For many people, this prospect has little appeal. In their opinion, the disadvantages of the depression are not too high a price to pay for the prosperity of the upswing. They say that not everything produced during the boom period is malinvestment, which must be liquidated by the crisis. In their opinion, some of the fruits of the boom remain and the progressing economy cannot do without them. However, most economists have looked on the elimination of cyclical changes as both desirable and necessary. Some came to this position because they thought that, if the economy were spared the shock of recurring crises every few years, it would help to preserve the capitalistic system of which they approved. Others have welcomed the prospect of an age without crises precisely because they saw—in an economy that was not disturbed by business fluctuations—no difficulties in the elimination of the entrepreneurs who, in their view, were merely the superfluous beneficiaries of the efforts of others.
Whether these authors looked on the prospect of smoothing out cyclical waves as favorable or unfavorable, all were of the opinion that a more thorough examination of the cause of periodic economic changes would help produce an age of less severe fluctuations. Were they right?
Economic theory cannot answer this question—it is not a theoretical problem. It is a problem of economic policy or, more precisely, of economic history. Although their measures may produce badly muddled results, the persons responsible for directing the course of economic policy are better informed today concerning the consequences of an expansion of circulation credit than were their earlier counterparts, especially those on the European continent. Yet, the question remains. Will measures be introduced again in the future which must lead via a boom to a bust?
The Circulation Credit (Monetary) Theory of the Trade Cycle must be considered the currently prevailing doctrine of cyclical change. Even persons, who hold another theory, find it necessary to make concessions to the Circulation Credit Theory. Every suggestion made for counteracting the present economic crisis uses reasoning developed by the Circulation Credit Theory. Some insist on rescuing every price from momentary distress, even if such distress comes in the upswing following a new crisis. To do this, they would “prime the pump” by further expanding the quantity of fiduciary media. Others oppose such artificial stimulation, because they want to avoid the illusory credit expansion induced prosperity and the crisis that will inevitably follow.
However, even those who advocate programs to spark and stimulate a boom recognize, if they are not completely hopeless dilettantes and ignoramuses, the conclusiveness of the Circulation Credit Theory’s reasoning. They do not contest the truth of the Circulation Credit Theory’s objections to their position. Instead, they try to ward them off by pointing out that they propose only a “moderate,” a carefully prescribed “dosage” of credit expansion or “monetary creation” which, they say, would merely soften, or bring to a halt, the further decline of prices. Even the term “re-deflation,”1 newly introduced in this connection with such enthusiasm, implies recognition of the Circulation Credit Theory. However, there are also fallacies implied in the use of this term.

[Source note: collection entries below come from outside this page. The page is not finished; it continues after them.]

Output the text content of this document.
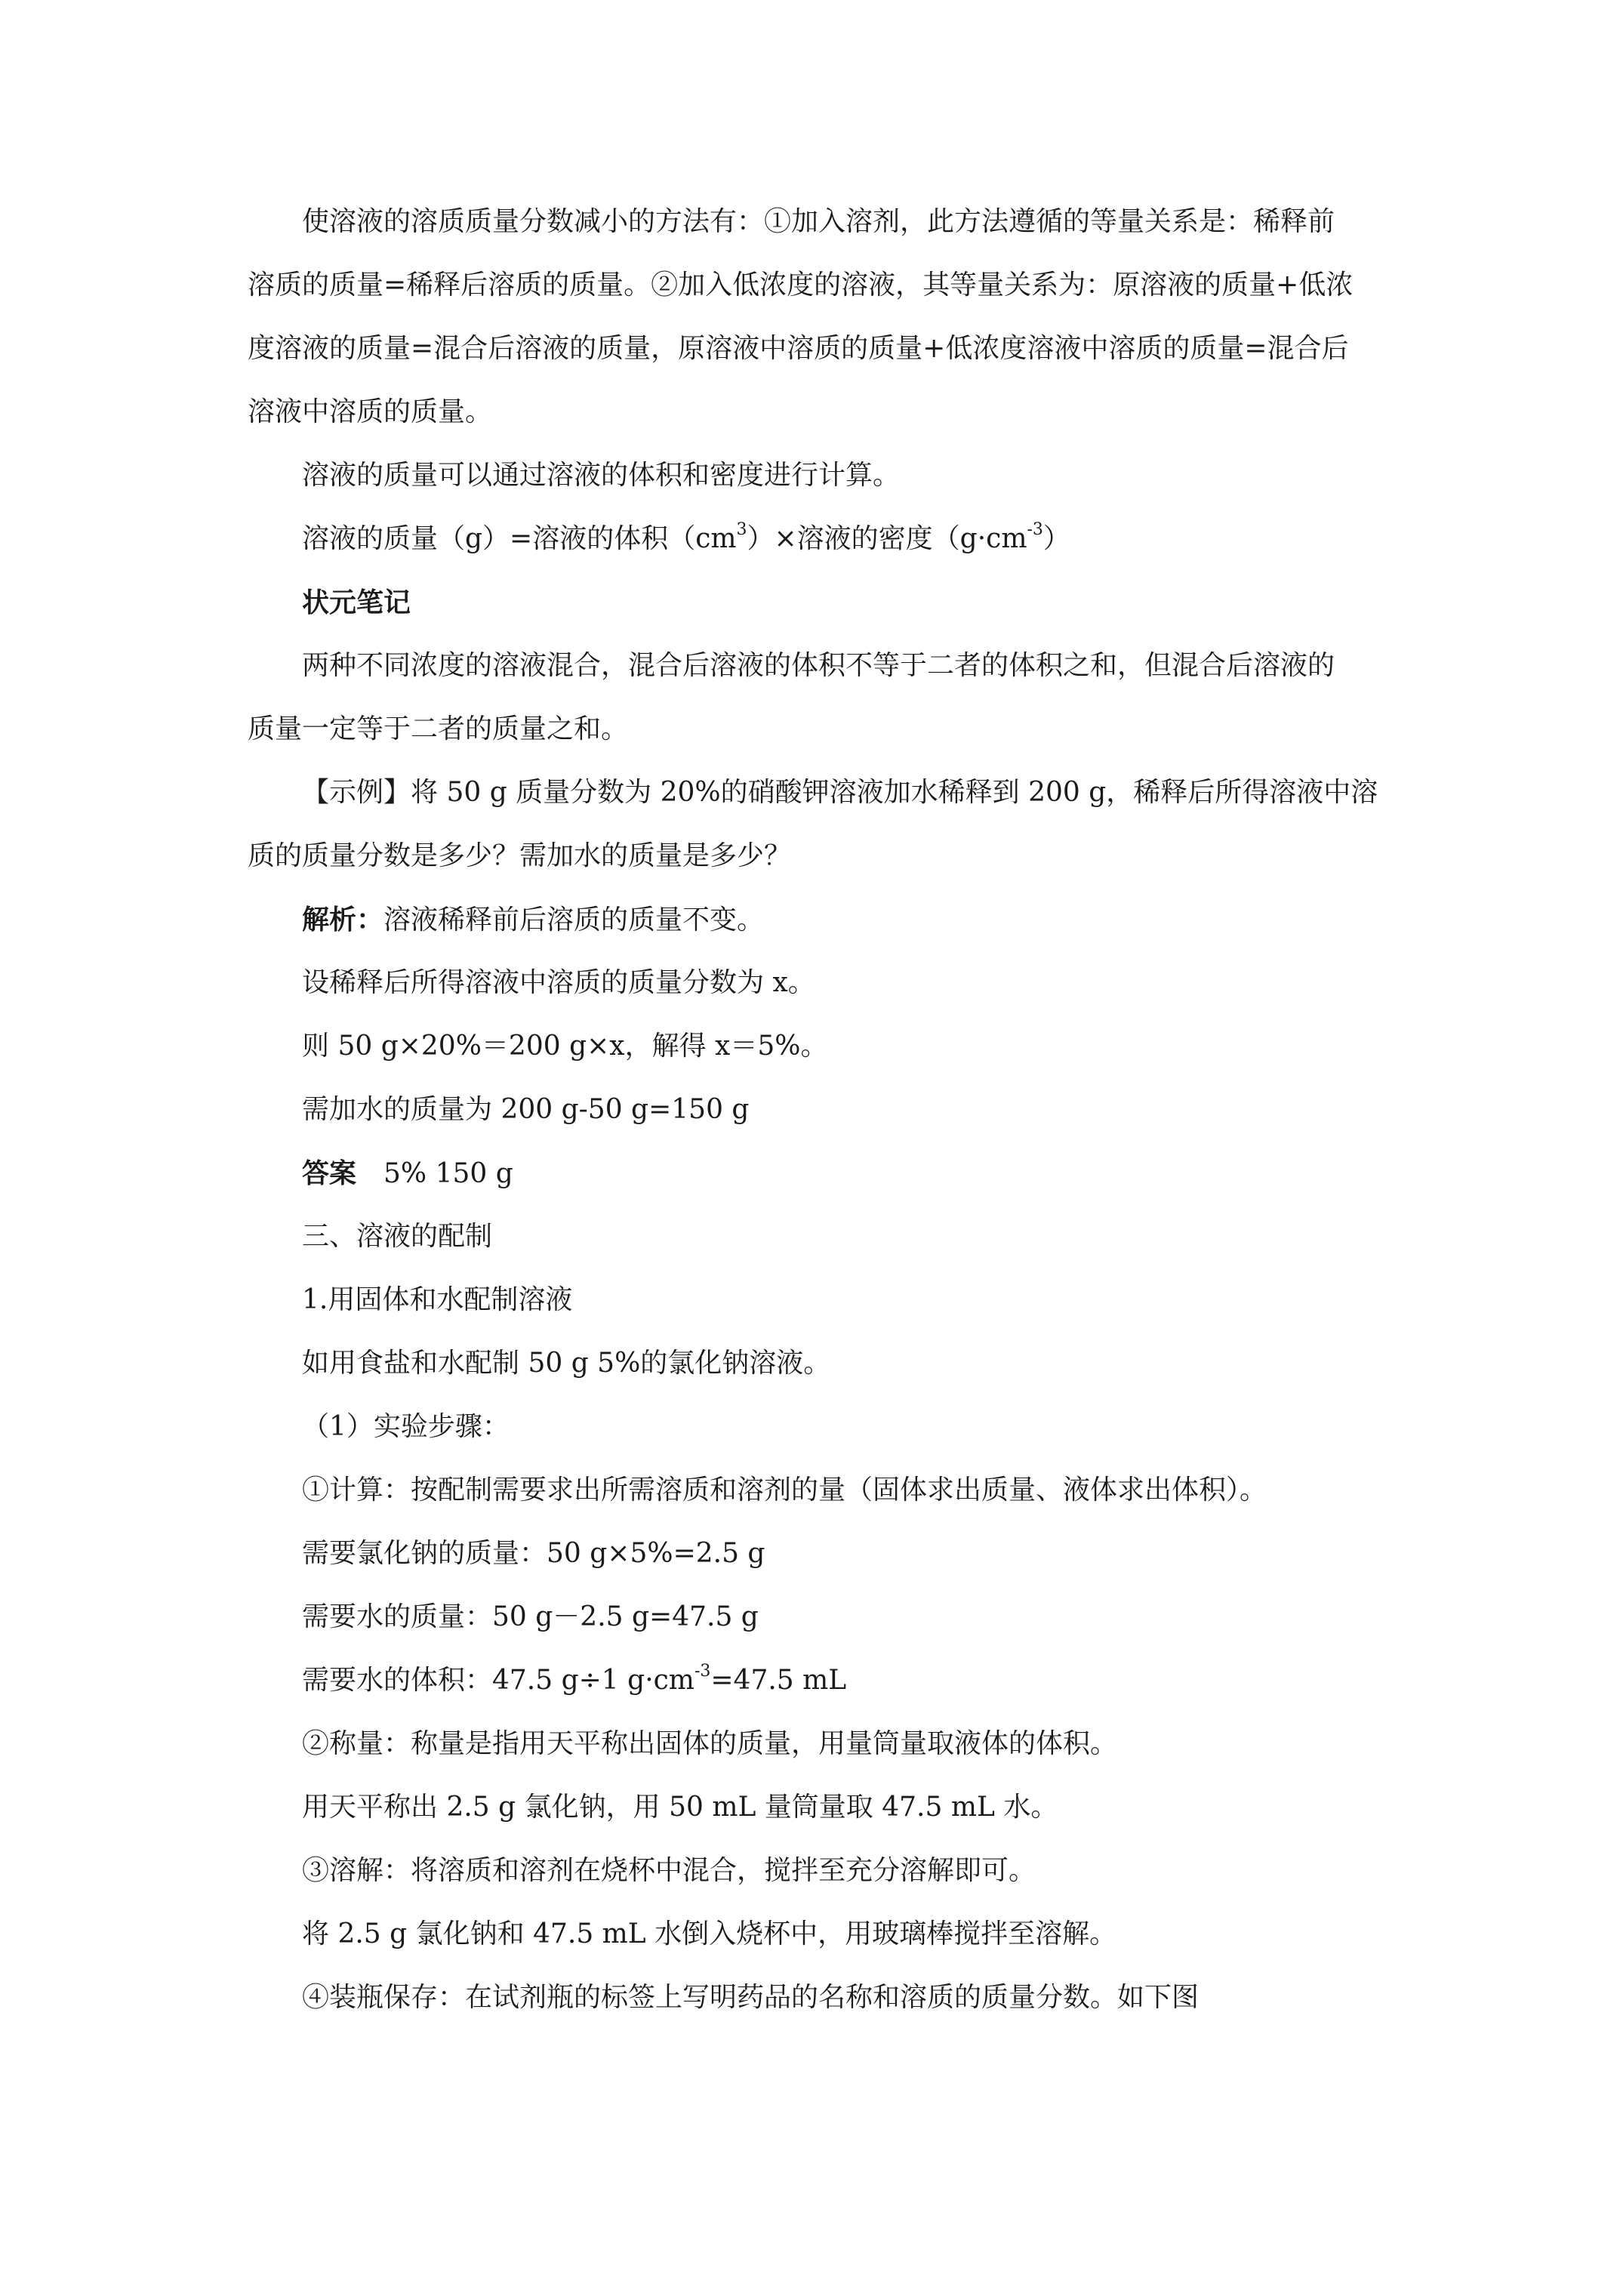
使溶液的溶质质量分数减小的方法有：①加入溶剂，此方法遵循的等量关系是：稀释前
溶质的质量=稀释后溶质的质量。②加入低浓度的溶液，其等量关系为：原溶液的质量+低浓
度溶液的质量=混合后溶液的质量，原溶液中溶质的质量+低浓度溶液中溶质的质量=混合后
溶液中溶质的质量。
溶液的质量可以通过溶液的体积和密度进行计算。
溶液的质量（g）=溶液的体积$(cm^3)\times$溶液的密度$(g\cdot cm^{-3})$
状元笔记
两种不同浓度的溶液混合，混合后溶液的体积不等于二者的体积之和，但混合后溶液的
质量一定等于二者的质量之和。
【示例】将 50 g 质量分数为 20%的硝酸钾溶液加水稀释到 200 g，稀释后所得溶液中溶
质的质量分数是多少？需加水的质量是多少？
解析：溶液稀释前后溶质的质量不变。
设稀释后所得溶液中溶质的质量分数为 x。
则 50 g×20%＝200 g×x，解得 x＝5%。
需加水的质量为 200 g-50 g=150 g
答案 5% 150 g
三、溶液的配制
1.用固体和水配制溶液
如用食盐和水配制 50 g 5%的氯化钠溶液。
（1）实验步骤：
①计算：按配制需要求出所需溶质和溶剂的量（固体求出质量、液体求出体积）。
需要氯化钠的质量：50 g×5%=2.5 g
需要水的质量：50 g－2.5 g=47.5 g
需要水的体积：47.5 g÷1 $g\cdot cm^{-3}=47.5$ mL
②称量：称量是指用天平称出固体的质量，用量筒量取液体的体积。
用天平称出 2.5 g 氯化钠，用 50 mL 量筒量取 47.5 mL 水。
③溶解：将溶质和溶剂在烧杯中混合，搅拌至充分溶解即可。
将 2.5 g 氯化钠和 47.5 mL 水倒入烧杯中，用玻璃棒搅拌至溶解。
④装瓶保存：在试剂瓶的标签上写明药品的名称和溶质的质量分数。如下图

- *[Mises’s contribution to a Festschrift for Arthur Spiethoff, Die Stellung und der nächste Zukunft der Konjunkturforschung, pp. 175–80 (Munich: Duncker and Humblot, 1933). All the contributors were asked to address themselves to the same topic. Another translation of this article, by Joseph R. Stromberg, then a doctoral candidate in history at the University of Florida, appeared in The Libertarian Forum (June 1975). This is a completely different translation, made by Bettina Bien Greaves and edited by Percy L. Greaves.—Ed.]
- 1[The more modern term for what Mises apparently meant by “re-deflation” is undoubtedly “reflation.”—Ed.]